Home > Back-end >  Python Selenium webscraping returns no data using XPATH
Python Selenium webscraping returns no data using XPATH

Time:03-10

Tried to scrape data from a webpage. After login to the site, in the developer tools able to search the xpath and find the match. But, paython code is not returning the data.

from datetime import datetime
from sqlite3 import Time
from selenium import webdriver
from selenium.webdriver.common.keys import Keys
from selenium.webdriver.common.by import By
from selenium.webdriver.support.ui import WebDriverWait
from selenium.webdriver.support import expected_conditions as EC
import time
import requests
from bs4 import BeautifulSoup
import zerodhacred

browser = webdriver.Chrome("C:/Users/SPILLAIP/Downloads/chromedriver_win32/chromedriver.exe")
browser.get(loginURL)

nifty_bank_values_xpath = browser.find_elements(By.XPATH, "//span[contains(@class, 'pane-legend-item-value__main')]")
    print("Len of nifty_bank_values_xpath: ",len(nifty_bank_values_xpath))

The output is

d:\My Personal\2022\Suresh\Learning\Python\zerodha.py:27: DeprecationWarning: executable_path has been deprecated, please pass in a Service object browser = webdriver.Chrome("C:/Users/SPILLAIP/Downloads/chromedriver_win32/chromedriver.exe")

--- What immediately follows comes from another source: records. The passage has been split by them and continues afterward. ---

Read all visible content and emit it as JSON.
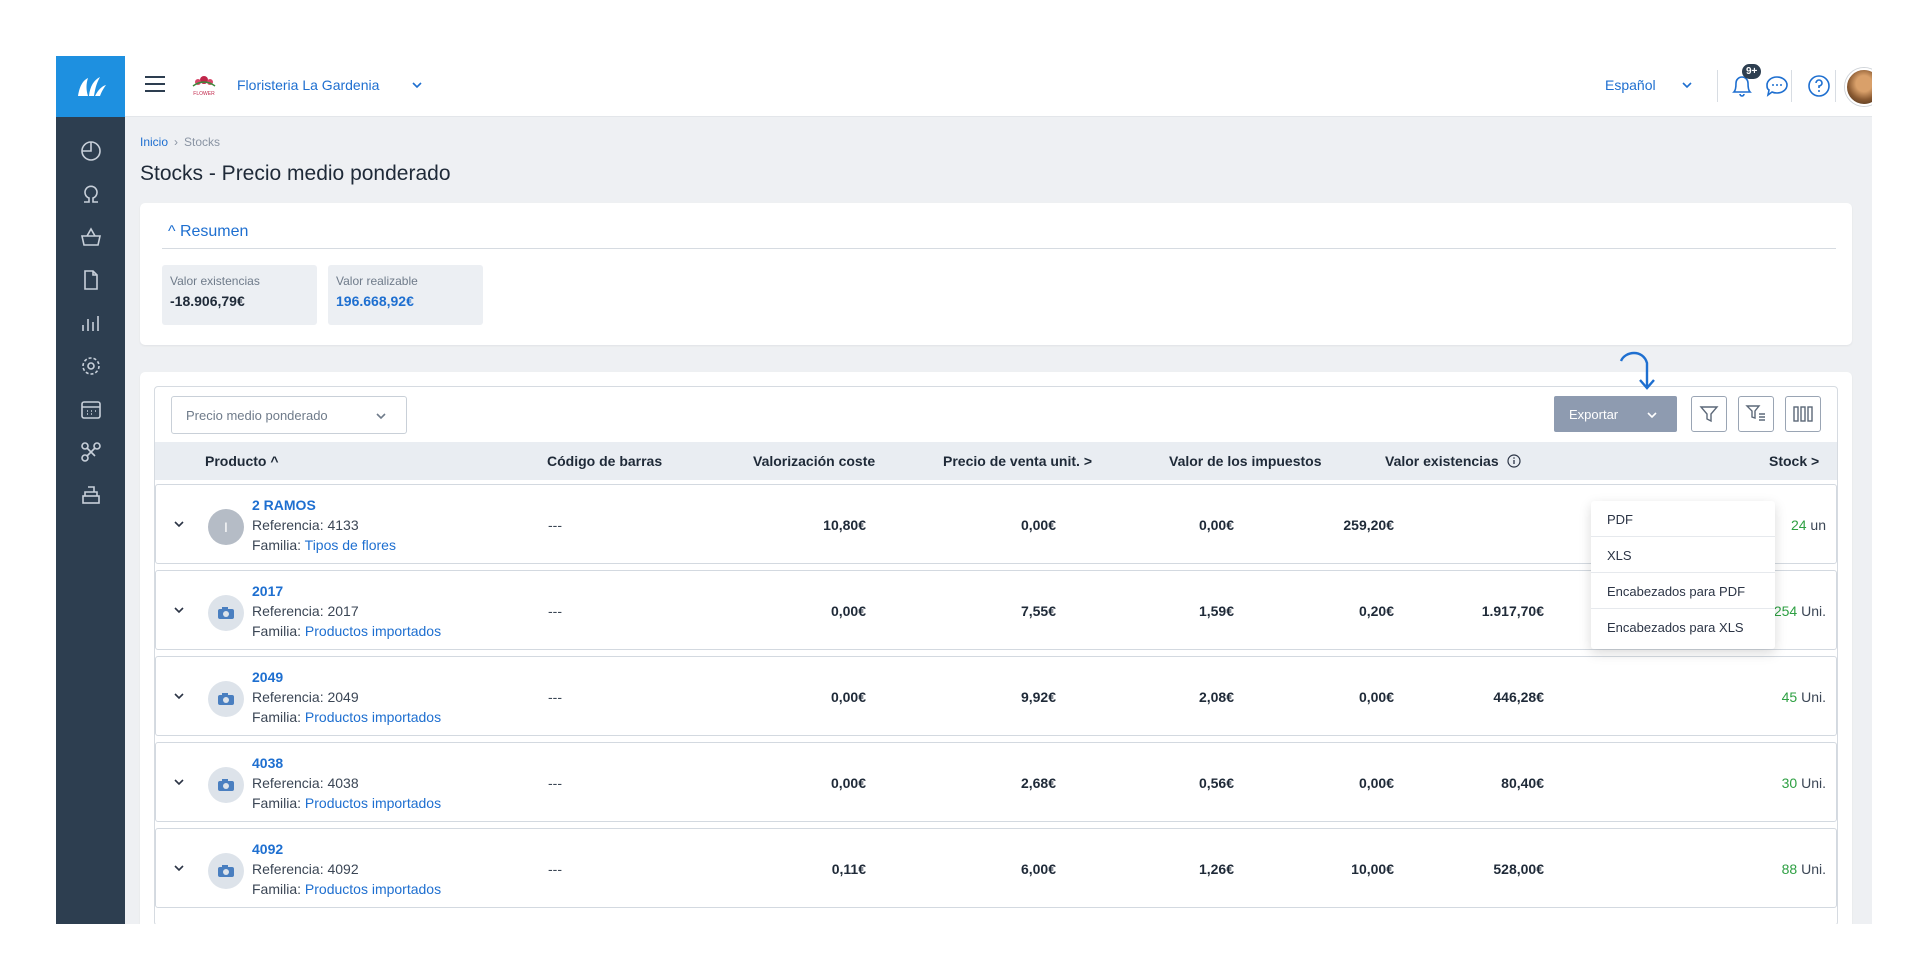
{
  "header": {
    "company": "Floristeria La Gardenia",
    "logo_text": "FLOWER",
    "language": "Español",
    "notification_badge": "9+"
  },
  "breadcrumb": {
    "home": "Inicio",
    "separator": "›",
    "current": "Stocks"
  },
  "page_title": "Stocks - Precio medio ponderado",
  "summary": {
    "toggle": "^ Resumen",
    "kpis": [
      {
        "label": "Valor existencias",
        "value": "-18.906,79€"
      },
      {
        "label": "Valor realizable",
        "value": "196.668,92€"
      }
    ]
  },
  "toolbar": {
    "method_select": "Precio medio ponderado",
    "export_label": "Exportar"
  },
  "export_menu": [
    "PDF",
    "XLS",
    "Encabezados para PDF",
    "Encabezados para XLS"
  ],
  "table": {
    "columns": {
      "product": "Producto ^",
      "barcode": "Código de barras",
      "cost_valuation": "Valorización coste",
      "unit_price": "Precio de venta unit. >",
      "tax_value": "Valor de los impuestos",
      "stock_value": "Valor existencias",
      "stock": "Stock >"
    },
    "ref_prefix": "Referencia: ",
    "family_prefix": "Familia: ",
    "rows": [
      {
        "name": "2 RAMOS",
        "thumb": "I",
        "ref": "4133",
        "family": "Tipos de flores",
        "barcode": "---",
        "cost": "10,80€",
        "price": "0,00€",
        "tax": "0,00€",
        "stock_value": "259,20€",
        "realizable": "",
        "stock_qty": "24",
        "stock_unit": "un"
      },
      {
        "name": "2017",
        "thumb": "",
        "ref": "2017",
        "family": "Productos importados",
        "barcode": "---",
        "cost": "0,00€",
        "price": "7,55€",
        "tax": "1,59€",
        "stock_value": "0,20€",
        "realizable": "1.917,70€",
        "stock_qty": "254",
        "stock_unit": "Uni."
      },
      {
        "name": "2049",
        "thumb": "",
        "ref": "2049",
        "family": "Productos importados",
        "barcode": "---",
        "cost": "0,00€",
        "price": "9,92€",
        "tax": "2,08€",
        "stock_value": "0,00€",
        "realizable": "446,28€",
        "stock_qty": "45",
        "stock_unit": "Uni."
      },
      {
        "name": "4038",
        "thumb": "",
        "ref": "4038",
        "family": "Productos importados",
        "barcode": "---",
        "cost": "0,00€",
        "price": "2,68€",
        "tax": "0,56€",
        "stock_value": "0,00€",
        "realizable": "80,40€",
        "stock_qty": "30",
        "stock_unit": "Uni."
      },
      {
        "name": "4092",
        "thumb": "",
        "ref": "4092",
        "family": "Productos importados",
        "barcode": "---",
        "cost": "0,11€",
        "price": "6,00€",
        "tax": "1,26€",
        "stock_value": "10,00€",
        "realizable": "528,00€",
        "stock_qty": "88",
        "stock_unit": "Uni."
      }
    ]
  },
  "colors": {
    "sidebar": "#2d3e50",
    "accent": "#1e90e0",
    "link": "#1e6fd0",
    "stock_positive": "#2ea043",
    "export_button": "#8e9bb0"
  }
}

DevTools listening on ws://127.0.0.1:57153/devtools/browser/74a90941-a12f-4be4-b12a-01b256292a5f [15120:6400:0309/123030.129:ERROR:device_event_log_impl.cc(214)] [12:30:30.129] USB: usb_device_handle_win.cc:1049 Failed to read descriptor from node connection: A device attached to the system is not functioning. (0x1F) [15120:6400:0309/123030.137:ERROR:device_event_log_impl.cc(214)] [12:30:30.136] USB: usb_device_handle_win.cc:1049 Failed to read descriptor from node connection: A device attached to the system is not functioning. (0x1F) Len of nifty_bank_values_xpath: 0

similarly, when tried with find_element

nifty_bank_values_xpath = browser.find_element(By.XPATH, "//span[contains(@class, 'pane-legend-item-value__main')]")

Getting following error:

raise exception_class(message, screen, stacktrace) selenium.common.exceptions.NoSuchElementException: Message: no such element: Unable to locate element: {"method":"xpath","selector":"//span[contains(@class, 'pane-legend-item-value__main')]"} (Session info: chrome=99.0.4844.51) Stacktrace: Backtrace:

Able to find the data in the Dev Tools->Elements returning 6 matches.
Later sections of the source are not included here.